Nach einem ersten Brainstorming und Kontaktaufnahme mit dem Salzburger Programmkino DAS KINO, wurde gemeinsam überlegt, wie man das Thema Kino in der Region künftig nachhaltig verankern könnte – ohne dabei auf ein fix installiertes Kino zurückgreifen zu können. Der
Grundgedanke der Veranstaltungsreihe „Plusregion FLIMMERkiste“ sieht vor, im Zeitraum Juni bis
Dezember, monatlich zu einem gemütlichen Kinoabend einzuladen. Das Besondere daran ist, dass das Kino zu Gast an unterschiedlichsten Plätzen und Veranstaltungsorten ist – was mitunter auch wieder die regionale Vielfalt der drei Plusregion Gemeinden wiederspiegelt. Doch mit dem Kino allein ist es nicht abgetan. So sollen je nach Veranstaltungsort und –zeit auch begleitend zur Filmvorführung weitere Highlights und Programmpunkte integriert und sichtbar werden.

Motivation für den Start von Agenda 21

Der Verein  Plusregion Köstendorf Neumarkt Strasswalchen wurde 2007 gegründet, mit dem Ziel eine regionale Identität zu schaffen, die Region zu beleben und Kooperationen zu fördern. In den letzten 10 Jahren wurde zusammen mit den drei Plusregion Gemeinden intensiv gearbeitet.
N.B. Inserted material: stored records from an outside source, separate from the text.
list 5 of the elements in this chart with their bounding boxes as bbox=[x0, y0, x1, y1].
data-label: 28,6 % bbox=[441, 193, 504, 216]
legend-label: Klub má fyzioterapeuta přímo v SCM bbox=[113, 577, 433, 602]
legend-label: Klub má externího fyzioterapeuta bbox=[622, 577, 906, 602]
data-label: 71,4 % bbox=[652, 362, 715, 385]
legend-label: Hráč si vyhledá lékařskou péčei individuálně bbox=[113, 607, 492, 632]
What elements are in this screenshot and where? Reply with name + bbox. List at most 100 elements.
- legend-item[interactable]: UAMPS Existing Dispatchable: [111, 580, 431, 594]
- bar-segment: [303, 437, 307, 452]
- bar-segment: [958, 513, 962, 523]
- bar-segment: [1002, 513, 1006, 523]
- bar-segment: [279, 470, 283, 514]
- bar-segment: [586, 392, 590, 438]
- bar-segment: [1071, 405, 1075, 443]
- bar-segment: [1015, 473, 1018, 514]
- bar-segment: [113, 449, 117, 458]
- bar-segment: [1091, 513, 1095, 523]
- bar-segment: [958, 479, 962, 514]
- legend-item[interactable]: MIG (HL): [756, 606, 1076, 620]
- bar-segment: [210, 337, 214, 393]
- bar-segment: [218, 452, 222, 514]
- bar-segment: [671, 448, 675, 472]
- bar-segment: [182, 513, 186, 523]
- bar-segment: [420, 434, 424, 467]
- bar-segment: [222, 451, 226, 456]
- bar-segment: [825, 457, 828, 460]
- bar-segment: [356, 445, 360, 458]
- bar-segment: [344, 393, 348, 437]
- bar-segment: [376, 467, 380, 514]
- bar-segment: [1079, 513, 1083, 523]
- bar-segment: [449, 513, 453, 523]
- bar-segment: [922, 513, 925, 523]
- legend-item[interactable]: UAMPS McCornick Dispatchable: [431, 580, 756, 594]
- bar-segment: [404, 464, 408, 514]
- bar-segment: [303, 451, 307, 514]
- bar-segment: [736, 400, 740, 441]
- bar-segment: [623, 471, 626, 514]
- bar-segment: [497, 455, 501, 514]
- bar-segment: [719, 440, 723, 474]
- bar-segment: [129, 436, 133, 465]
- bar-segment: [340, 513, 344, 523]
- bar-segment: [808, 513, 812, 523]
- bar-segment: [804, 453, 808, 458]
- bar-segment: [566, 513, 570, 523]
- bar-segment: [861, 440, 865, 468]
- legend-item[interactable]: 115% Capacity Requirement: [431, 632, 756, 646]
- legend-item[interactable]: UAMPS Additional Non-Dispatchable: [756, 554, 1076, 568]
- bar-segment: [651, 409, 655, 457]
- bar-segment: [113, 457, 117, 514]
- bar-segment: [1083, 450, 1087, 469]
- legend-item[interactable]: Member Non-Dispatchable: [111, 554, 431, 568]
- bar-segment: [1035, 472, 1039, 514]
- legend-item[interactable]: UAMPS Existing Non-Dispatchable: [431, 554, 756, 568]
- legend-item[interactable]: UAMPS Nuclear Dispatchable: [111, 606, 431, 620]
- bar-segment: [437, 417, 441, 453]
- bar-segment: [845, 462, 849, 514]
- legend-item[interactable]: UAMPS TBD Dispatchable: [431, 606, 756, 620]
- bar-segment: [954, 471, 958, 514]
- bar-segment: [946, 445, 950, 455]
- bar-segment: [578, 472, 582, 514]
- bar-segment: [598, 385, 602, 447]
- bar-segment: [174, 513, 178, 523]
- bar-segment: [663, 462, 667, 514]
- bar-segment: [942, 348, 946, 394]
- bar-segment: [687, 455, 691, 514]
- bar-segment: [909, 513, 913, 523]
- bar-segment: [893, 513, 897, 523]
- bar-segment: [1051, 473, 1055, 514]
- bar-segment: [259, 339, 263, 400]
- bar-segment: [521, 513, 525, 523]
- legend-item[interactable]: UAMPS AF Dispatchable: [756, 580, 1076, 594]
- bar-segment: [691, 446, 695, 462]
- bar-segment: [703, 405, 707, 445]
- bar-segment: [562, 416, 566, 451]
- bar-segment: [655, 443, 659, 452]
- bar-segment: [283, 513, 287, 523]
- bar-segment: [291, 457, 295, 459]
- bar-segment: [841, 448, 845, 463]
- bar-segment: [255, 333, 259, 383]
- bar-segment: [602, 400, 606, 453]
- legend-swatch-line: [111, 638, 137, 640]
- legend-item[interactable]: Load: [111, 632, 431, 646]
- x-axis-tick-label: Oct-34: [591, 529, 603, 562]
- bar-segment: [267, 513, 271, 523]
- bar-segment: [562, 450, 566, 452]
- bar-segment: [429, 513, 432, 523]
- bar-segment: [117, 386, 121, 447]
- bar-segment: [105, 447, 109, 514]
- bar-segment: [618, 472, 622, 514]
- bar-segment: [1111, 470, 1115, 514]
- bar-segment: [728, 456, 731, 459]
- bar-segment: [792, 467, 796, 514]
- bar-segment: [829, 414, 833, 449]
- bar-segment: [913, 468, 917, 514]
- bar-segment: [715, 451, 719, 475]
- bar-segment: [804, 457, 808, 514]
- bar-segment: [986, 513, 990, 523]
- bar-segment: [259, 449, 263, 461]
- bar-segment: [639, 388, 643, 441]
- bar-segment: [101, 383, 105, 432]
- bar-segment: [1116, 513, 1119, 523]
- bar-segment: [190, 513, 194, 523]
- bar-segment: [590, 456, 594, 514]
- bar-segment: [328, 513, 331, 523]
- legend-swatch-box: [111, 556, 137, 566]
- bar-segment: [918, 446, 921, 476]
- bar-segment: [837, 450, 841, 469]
So agieren und kooperieren im Netzwerk der Plusregion sowohl die Gemeinden, Tourismusverbände als auch Unternehmen der unterschiedlichsten Branchen in Abstimmung mit den Bedürfnissen der Bevölkerung. Das Plusregion Modell hat sich in den letzten Jahren bewährt und zum Vorzeigemodell entwickelt.
Die Initiierung eines Agenda 21-Prozesses mit starker Bürgerbeteiligung, welcher auf der Positionierung aller drei Gemeinden aufbaut, erschien für alle drei Bürgermeister und der Plusregion hierfür der ideale Prozess zu sein.
Die Ziele dieses Prozesses wurden von den drei Gemeinden klar definiert. So soll sich daraus eine klare Positionierung und nachhaltige Entwicklung der drei Gemeinden im Einklang mit den Bedürfnissen der Bevölkerung finden. Die Sicherung und Verbesserung der lokalen als auch regionalen Lebensqualität für diese und künftige Generationen haben dabei oberste Priorität.
Aktiv mitgestalten, Eigenverantwortung stärken und das Thema Nachhaltigkeit stehen dabei im Mittelpunkt.
Dazu meint Bürgermeister Wolfgang Wagner aus Köstendorf: "Die Weiterentwicklung der Umweltpolitik, um für unsere Kinder und Enkel die Zukunft zu sichern und lebenswert zu erhalten, sind für mich die wichtigsten Grundsätze, wenn es um Nachhaltigkeit und Zusammenleben in unserer Gesellschaft geht".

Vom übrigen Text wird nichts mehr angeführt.